Canaan recently hosted our West Coast edition of FinTech Central (FTC) to discuss the current state of infrastructure in fintech. FTC, which launched in 2015, is our quarterly panel discussion about trends in the fintech ecosystem. At our first FTC, marketplace lending for XYZ and bitcoin were hot. Fast forward two years and we’ve seen a compression in global fintech investment. The data show that the first wave of fintech was focused primarily on consumer facing products, and after the panel, we now know that the underlying infrastructure of finance is horribly broken. The next generation of fintech products must take on the core of financial products, which, in turn, will improve the consumer experience.
At our FTC West Coast on April 6th, we were fortunate enough to be joined by a cross section of leaders to discuss the infrastructure refresh, including Zach Perret, CEO and Co-Founder of Plaid; Ben Duranske, CEO and Co-Founder of compliance infrastructure startup Beam; Sameer Gulati, COO of Canaan portfolio company, and fintech turned incumbent, Lending Club; and Victoria Cheng of Citi Ventures.
The consensus? Unsurprisingly, every panelist agreed about the scope of the opportunity in fintech infrastructure. When banks first created products, they weren’t thinking about the internet, or even the telephone. Products were built one after the other, creating modularity in the stack, both from a tech perspective, but also a people perspective. The payment system is separate from the software that stores customer data and these teams are also often separate and operate in different geographies. Sameer pointed out that the customer facing pieces have been largely solved, but the core remains broken. Zach and the team at Plaid found this early on and focused on making their product work for the developer first, and in turn the consumer.
The most challenging aspect of building a B2B fintech company is clearly the long sales cycles.
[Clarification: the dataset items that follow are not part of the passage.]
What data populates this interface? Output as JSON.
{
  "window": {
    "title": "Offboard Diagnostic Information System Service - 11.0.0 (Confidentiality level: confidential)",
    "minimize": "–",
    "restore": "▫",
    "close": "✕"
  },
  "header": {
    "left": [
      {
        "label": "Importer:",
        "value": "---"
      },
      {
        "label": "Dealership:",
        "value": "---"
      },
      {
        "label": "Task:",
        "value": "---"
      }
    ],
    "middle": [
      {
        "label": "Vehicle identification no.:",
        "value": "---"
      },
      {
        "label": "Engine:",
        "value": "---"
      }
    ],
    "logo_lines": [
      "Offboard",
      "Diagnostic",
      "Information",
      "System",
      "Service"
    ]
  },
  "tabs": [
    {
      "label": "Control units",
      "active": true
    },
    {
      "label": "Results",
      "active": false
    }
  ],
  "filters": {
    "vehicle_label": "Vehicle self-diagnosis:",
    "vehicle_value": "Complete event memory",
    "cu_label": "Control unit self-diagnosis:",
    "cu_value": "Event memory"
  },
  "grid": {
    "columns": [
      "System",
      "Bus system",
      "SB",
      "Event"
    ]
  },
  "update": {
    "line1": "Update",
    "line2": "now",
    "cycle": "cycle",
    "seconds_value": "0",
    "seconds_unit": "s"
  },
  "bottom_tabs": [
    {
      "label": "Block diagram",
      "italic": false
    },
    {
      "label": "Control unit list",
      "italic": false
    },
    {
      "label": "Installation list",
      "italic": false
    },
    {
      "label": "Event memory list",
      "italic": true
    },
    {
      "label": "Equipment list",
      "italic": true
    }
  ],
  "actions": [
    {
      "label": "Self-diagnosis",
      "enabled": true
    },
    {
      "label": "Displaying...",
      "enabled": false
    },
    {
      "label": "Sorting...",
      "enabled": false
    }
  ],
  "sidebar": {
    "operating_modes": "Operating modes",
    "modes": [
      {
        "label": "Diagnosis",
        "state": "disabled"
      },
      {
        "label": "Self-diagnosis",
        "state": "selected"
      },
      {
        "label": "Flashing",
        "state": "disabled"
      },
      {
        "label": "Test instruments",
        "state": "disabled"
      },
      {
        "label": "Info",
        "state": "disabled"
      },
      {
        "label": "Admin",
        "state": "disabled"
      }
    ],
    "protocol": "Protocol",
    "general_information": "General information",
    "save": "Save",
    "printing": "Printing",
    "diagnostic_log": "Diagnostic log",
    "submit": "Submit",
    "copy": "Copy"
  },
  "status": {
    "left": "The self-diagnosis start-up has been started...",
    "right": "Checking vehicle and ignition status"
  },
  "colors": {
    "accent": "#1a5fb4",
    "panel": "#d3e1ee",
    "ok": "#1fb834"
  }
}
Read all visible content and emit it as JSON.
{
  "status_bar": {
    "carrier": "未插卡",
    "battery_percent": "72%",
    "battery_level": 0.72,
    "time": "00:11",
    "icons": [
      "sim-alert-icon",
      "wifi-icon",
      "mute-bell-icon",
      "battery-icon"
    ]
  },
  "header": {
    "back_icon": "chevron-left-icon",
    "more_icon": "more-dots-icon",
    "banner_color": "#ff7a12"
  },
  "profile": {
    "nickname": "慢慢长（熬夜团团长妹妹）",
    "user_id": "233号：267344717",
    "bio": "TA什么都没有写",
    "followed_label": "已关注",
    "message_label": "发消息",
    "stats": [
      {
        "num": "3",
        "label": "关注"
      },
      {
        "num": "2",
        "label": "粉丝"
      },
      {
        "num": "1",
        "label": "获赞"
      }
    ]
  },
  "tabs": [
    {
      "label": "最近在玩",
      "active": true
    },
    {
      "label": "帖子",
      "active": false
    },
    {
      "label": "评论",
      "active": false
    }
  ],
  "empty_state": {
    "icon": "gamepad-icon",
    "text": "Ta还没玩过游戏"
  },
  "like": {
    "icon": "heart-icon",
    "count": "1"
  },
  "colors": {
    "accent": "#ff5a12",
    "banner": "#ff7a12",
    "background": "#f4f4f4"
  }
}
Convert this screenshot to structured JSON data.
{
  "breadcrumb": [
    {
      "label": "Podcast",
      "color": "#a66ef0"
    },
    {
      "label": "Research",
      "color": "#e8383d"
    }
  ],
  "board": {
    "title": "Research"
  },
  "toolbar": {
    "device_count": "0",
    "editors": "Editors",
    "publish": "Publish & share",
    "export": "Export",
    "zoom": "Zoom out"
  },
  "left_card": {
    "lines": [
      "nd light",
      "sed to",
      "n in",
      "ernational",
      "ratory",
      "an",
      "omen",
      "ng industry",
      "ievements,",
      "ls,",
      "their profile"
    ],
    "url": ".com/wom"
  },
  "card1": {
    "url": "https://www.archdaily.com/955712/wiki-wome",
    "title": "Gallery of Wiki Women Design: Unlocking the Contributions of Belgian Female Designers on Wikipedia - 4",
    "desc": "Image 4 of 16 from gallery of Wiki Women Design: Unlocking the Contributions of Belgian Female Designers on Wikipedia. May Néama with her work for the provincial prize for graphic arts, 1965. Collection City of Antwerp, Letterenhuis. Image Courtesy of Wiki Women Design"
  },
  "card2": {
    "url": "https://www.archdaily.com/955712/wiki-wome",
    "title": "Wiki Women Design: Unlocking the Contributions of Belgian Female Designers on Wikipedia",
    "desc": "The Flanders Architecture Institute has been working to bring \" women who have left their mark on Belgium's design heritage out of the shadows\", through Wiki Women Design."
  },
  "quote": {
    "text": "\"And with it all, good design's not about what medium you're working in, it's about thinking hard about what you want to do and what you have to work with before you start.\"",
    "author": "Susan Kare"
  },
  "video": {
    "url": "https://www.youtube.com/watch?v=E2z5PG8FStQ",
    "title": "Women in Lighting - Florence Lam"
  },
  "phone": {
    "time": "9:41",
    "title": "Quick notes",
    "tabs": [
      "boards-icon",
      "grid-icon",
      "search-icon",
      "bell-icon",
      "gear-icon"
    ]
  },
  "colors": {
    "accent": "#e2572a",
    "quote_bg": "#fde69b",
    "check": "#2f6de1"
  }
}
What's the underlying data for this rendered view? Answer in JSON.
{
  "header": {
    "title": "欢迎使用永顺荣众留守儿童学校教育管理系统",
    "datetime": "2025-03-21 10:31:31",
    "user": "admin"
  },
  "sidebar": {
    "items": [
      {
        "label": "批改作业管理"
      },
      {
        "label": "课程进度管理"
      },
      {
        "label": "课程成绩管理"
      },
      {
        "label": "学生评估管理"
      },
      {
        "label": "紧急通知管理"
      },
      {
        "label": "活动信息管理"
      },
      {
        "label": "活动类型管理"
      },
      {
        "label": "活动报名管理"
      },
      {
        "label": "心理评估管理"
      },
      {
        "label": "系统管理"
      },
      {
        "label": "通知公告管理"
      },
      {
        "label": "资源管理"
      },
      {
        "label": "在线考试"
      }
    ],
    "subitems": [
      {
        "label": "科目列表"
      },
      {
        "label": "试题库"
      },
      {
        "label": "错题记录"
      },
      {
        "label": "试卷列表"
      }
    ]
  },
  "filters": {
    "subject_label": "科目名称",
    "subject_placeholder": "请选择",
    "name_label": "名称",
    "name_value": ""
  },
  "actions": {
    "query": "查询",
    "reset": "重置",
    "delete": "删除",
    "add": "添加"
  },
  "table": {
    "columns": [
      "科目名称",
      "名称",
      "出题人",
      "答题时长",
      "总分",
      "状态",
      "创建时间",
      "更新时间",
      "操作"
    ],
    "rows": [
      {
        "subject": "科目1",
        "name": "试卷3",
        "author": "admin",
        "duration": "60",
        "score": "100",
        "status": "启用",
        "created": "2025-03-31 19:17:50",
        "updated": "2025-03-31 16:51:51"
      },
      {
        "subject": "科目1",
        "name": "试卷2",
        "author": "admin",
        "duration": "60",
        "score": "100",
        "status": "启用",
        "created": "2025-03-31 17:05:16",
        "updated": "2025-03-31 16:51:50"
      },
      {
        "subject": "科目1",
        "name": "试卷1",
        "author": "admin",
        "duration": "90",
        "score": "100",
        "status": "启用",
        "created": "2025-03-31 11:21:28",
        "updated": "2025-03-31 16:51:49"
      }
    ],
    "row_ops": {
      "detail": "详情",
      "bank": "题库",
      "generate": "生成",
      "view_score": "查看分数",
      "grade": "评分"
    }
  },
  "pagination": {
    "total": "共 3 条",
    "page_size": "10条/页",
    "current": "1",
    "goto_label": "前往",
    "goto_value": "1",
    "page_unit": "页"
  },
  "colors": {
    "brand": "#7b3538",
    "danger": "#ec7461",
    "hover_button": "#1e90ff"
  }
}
Ben from CCOBOX recommended focusing on a very narrow problem within the financial institution to whom you’re selling (and if that doesn’t work, buy a few new suits and ties). According to Citi Ventures, APIs are a mechanism to facilitate B2B partnerships ultimately improving customer experiences.
Another point of consensus among our panel? A lot of teams out there are good at the tech but not the financial services. And those that are good on the financial services side sometimes haven’t paid enough attention to the tech, particularly with regard to encryption, scalability, security, or privacy controls. The good news? Startups strong on both sides of the spectrum clearly stand out.
The end goal for financial services companies is to make highly personalized recommendations and experiences available to everyone. Although not quite a reality today due to an archaic infrastructure, open development enabled by APIs can distribute these personalized products at scale. Ultimately, I think the fintech ecosystem life cycle will mimic Plaid’s own story. The founders initially started out trying to build a personal financial management app, and then quickly realized that the necessary platform layer didn’t exist, so they built one, for the benefit of the entire ecosystem. Zach’s parting advice for startups was to think about things in an entirely new way as opposed to trying to scale the existing stack. I’m looking forward to seeing who takes that advice — and what they do with it.
Thanks again to Ben, Sameer, Victoria and Zach for joining us at FinTech Central.